Mientras tanto, el discurso sigue instalado en lo de siempre: señalar al adversario, anticipar movimientos, insinuar intenciones. Todo menos lo esencial: presentar una alternativa sólida, creíble y sostenida en el tiempo.

La experiencia demuestra que esta forma de hacer política tiene un efecto claro. Cuando la crítica se percibe como constante pero vacía de propuesta, los ciudadanos reaccionan cerrando filas. Y así, lo que pretendía debilitar al gobierno termina reforzándolo. Esto no es el juego de la ruleta.

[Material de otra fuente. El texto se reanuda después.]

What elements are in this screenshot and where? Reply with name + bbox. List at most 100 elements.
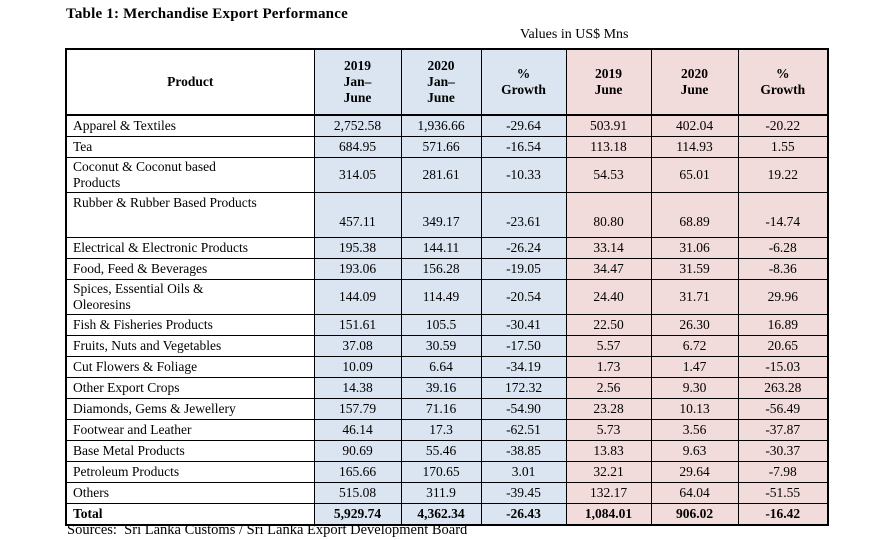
value-cell-2019-jan-june: 193.06 <box>313 257 402 280</box>
value-cell-2020-june: 64.04 <box>650 481 739 504</box>
value-cell-growth-jan-june: -10.33 <box>480 156 567 193</box>
value-cell-2020-jan-june: 55.46 <box>400 439 482 462</box>
value-cell-2020-june: 3.56 <box>650 418 739 441</box>
value-cell-2019-jan-june: 157.79 <box>313 397 402 420</box>
table-body: Apparel & Textiles 2,752.58 1,936.66 -29.64… <box>65 114 829 526</box>
value-cell-2019-june: 13.83 <box>565 439 652 462</box>
table-row: Rubber & Rubber Based Products 457.11 349.… <box>65 191 829 238</box>
value-cell-growth-jan-june: -34.19 <box>480 355 567 378</box>
value-cell-growth-june: -37.87 <box>737 418 829 441</box>
product-cell: Apparel & Textiles <box>65 114 315 137</box>
sources-note: Sources: Sri Lanka Customs / Sri Lanka E… <box>67 522 468 538</box>
value-cell-2020-june: 1.47 <box>650 355 739 378</box>
column-header-line: June <box>680 82 709 97</box>
product-cell: Other Export Crops <box>65 376 315 399</box>
value-cell-2020-june: 6.72 <box>650 334 739 357</box>
value-cell-growth-june: -6.28 <box>737 236 829 259</box>
value-cell-2020-jan-june: 114.49 <box>400 278 482 315</box>
value-cell-2020-june: 9.30 <box>650 376 739 399</box>
value-cell-growth-june: 1.55 <box>737 135 829 158</box>
column-header-line: % <box>776 66 790 81</box>
value-cell-2020-jan-june: 571.66 <box>400 135 482 158</box>
product-cell: Tea <box>65 135 315 158</box>
value-cell-2019-jan-june: 195.38 <box>313 236 402 259</box>
table-row: Food, Feed & Beverages 193.06 156.28 -19.05… <box>65 257 829 280</box>
value-cell-2019-jan-june: 10.09 <box>313 355 402 378</box>
column-header-line: Jan– <box>427 74 455 89</box>
column-header-2019-jan-june: 2019 Jan– June <box>313 48 402 116</box>
product-cell: Coconut & Coconut based Products <box>65 156 315 193</box>
value-cell-growth-jan-june: -30.41 <box>480 313 567 336</box>
value-cell-growth-june: -16.42 <box>737 502 829 526</box>
value-cell-growth-jan-june: 3.01 <box>480 460 567 483</box>
product-cell: Rubber & Rubber Based Products <box>65 191 315 238</box>
value-cell-2019-june: 132.17 <box>565 481 652 504</box>
value-cell-growth-june: 29.96 <box>737 278 829 315</box>
column-header-growth-jan-june: % Growth <box>480 48 567 116</box>
product-cell: Spices, Essential Oils & Oleoresins <box>65 278 315 315</box>
column-header-2019-june: 2019 June <box>565 48 652 116</box>
value-cell-2020-june: 906.02 <box>650 502 739 526</box>
product-cell: Total <box>65 502 315 526</box>
value-cell-growth-jan-june: -16.54 <box>480 135 567 158</box>
column-header-line: % <box>516 66 531 81</box>
value-cell-2019-jan-june: 144.09 <box>313 278 402 315</box>
value-cell-growth-june: -51.55 <box>737 481 829 504</box>
table-row: Petroleum Products 165.66 170.65 3.01 32.21 2… <box>65 460 829 483</box>
product-cell: Fruits, Nuts and Vegetables <box>65 334 315 357</box>
table-row: Cut Flowers & Foliage 10.09 6.64 -34.19 1.73… <box>65 355 829 378</box>
value-cell-2020-june: 29.64 <box>650 460 739 483</box>
product-cell: Fish & Fisheries Products <box>65 313 315 336</box>
header-row: Product 2019 Jan– June 2020 Jan– June% Growth 20… <box>65 48 829 116</box>
value-cell-2020-june: 68.89 <box>650 191 739 238</box>
value-cell-2020-june: 10.13 <box>650 397 739 420</box>
value-cell-2020-jan-june: 4,362.34 <box>400 502 482 526</box>
value-cell-growth-jan-june: -23.61 <box>480 191 567 238</box>
value-cell-2020-jan-june: 6.64 <box>400 355 482 378</box>
table-row: Fruits, Nuts and Vegetables 37.08 30.59 -17… <box>65 334 829 357</box>
value-cell-2020-jan-june: 71.16 <box>400 397 482 420</box>
column-header-line: June <box>427 90 455 105</box>
product-cell: Base Metal Products <box>65 439 315 462</box>
column-header-line: 2020 <box>427 58 455 73</box>
value-cell-2020-june: 26.30 <box>650 313 739 336</box>
value-cell-growth-jan-june: -29.64 <box>480 114 567 137</box>
value-cell-growth-jan-june: -62.51 <box>480 418 567 441</box>
value-cell-2020-jan-june: 39.16 <box>400 376 482 399</box>
column-header-2020-jan-june: 2020 Jan– June <box>400 48 482 116</box>
value-cell-2020-jan-june: 105.5 <box>400 313 482 336</box>
value-cell-growth-jan-june: -17.50 <box>480 334 567 357</box>
table-row: Other Export Crops 14.38 39.16 172.32 2.56 9.… <box>65 376 829 399</box>
value-cell-growth-jan-june: -26.24 <box>480 236 567 259</box>
value-cell-growth-june: -56.49 <box>737 397 829 420</box>
value-cell-2020-june: 31.59 <box>650 257 739 280</box>
value-cell-2020-june: 402.04 <box>650 114 739 137</box>
value-cell-growth-june: -14.74 <box>737 191 829 238</box>
table-row: Spices, Essential Oils & Oleoresins 144.0… <box>65 278 829 315</box>
value-cell-growth-june: -7.98 <box>737 460 829 483</box>
value-cell-2019-june: 80.80 <box>565 191 652 238</box>
table-row: Footwear and Leather 46.14 17.3 -62.51 5.73 3… <box>65 418 829 441</box>
value-cell-2019-jan-june: 165.66 <box>313 460 402 483</box>
value-cell-2019-jan-june: 5,929.74 <box>313 502 402 526</box>
value-cell-2019-june: 113.18 <box>565 135 652 158</box>
value-cell-2020-jan-june: 17.3 <box>400 418 482 441</box>
value-cell-2019-june: 2.56 <box>565 376 652 399</box>
value-cell-growth-jan-june: -20.54 <box>480 278 567 315</box>
product-cell: Cut Flowers & Foliage <box>65 355 315 378</box>
value-cell-2020-june: 65.01 <box>650 156 739 193</box>
column-header-line: Jan– <box>343 74 372 89</box>
column-header-2020-june: 2020 June <box>650 48 739 116</box>
value-cell-growth-june: 263.28 <box>737 376 829 399</box>
value-cell-growth-jan-june: -26.43 <box>480 502 567 526</box>
units-note: Values in US$ Mns <box>520 27 629 42</box>
value-cell-growth-june: -15.03 <box>737 355 829 378</box>
value-cell-2020-june: 31.06 <box>650 236 739 259</box>
column-header-line: June <box>594 82 623 97</box>
table-row: Others 515.08 311.9 -39.45 132.17 64.04 -51.55 <box>65 481 829 504</box>
value-cell-2019-jan-june: 515.08 <box>313 481 402 504</box>
value-cell-2019-june: 32.21 <box>565 460 652 483</box>
value-cell-2019-jan-june: 151.61 <box>313 313 402 336</box>
table-row: Coconut & Coconut based Products 314.05 28… <box>65 156 829 193</box>
column-header-line: June <box>343 90 372 105</box>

A eso se suma un factor que nunca desaparece: la memoria. Decisiones tardías, etapas de gestión discutidas, momentos que forman parte del recuerdo colectivo. Pretender reaparecer sin pasar por ese filtro no refuerza ninguna posición, sino que la expone aún más.

Como advertía Sócrates, el problema de la democracia no es el debate, sino su degradación. Y cuando la política se convierte en un ejercicio de oportunismo percibido, deja de ser útil para convertirse en ruido.

Ferrol no necesita ruido. Necesita claridad.

Necesita dirigentes que no tengan que explicar cuándo están, cuándo se van o cuándo vuelven, sino que estén. Sin matices, sin cálculos y sin depender del viento que sople fuera.

Porque cuando una ciudad se convierte en una opción más dentro de una carrera política, lo que se pone en cuestión no es solo una trayectoria individual, sino el respeto al propio proyecto colectivo.

Y en ese punto, la política deja de ser ida y vuelta para convertirse, simplemente, en falta de rumbo.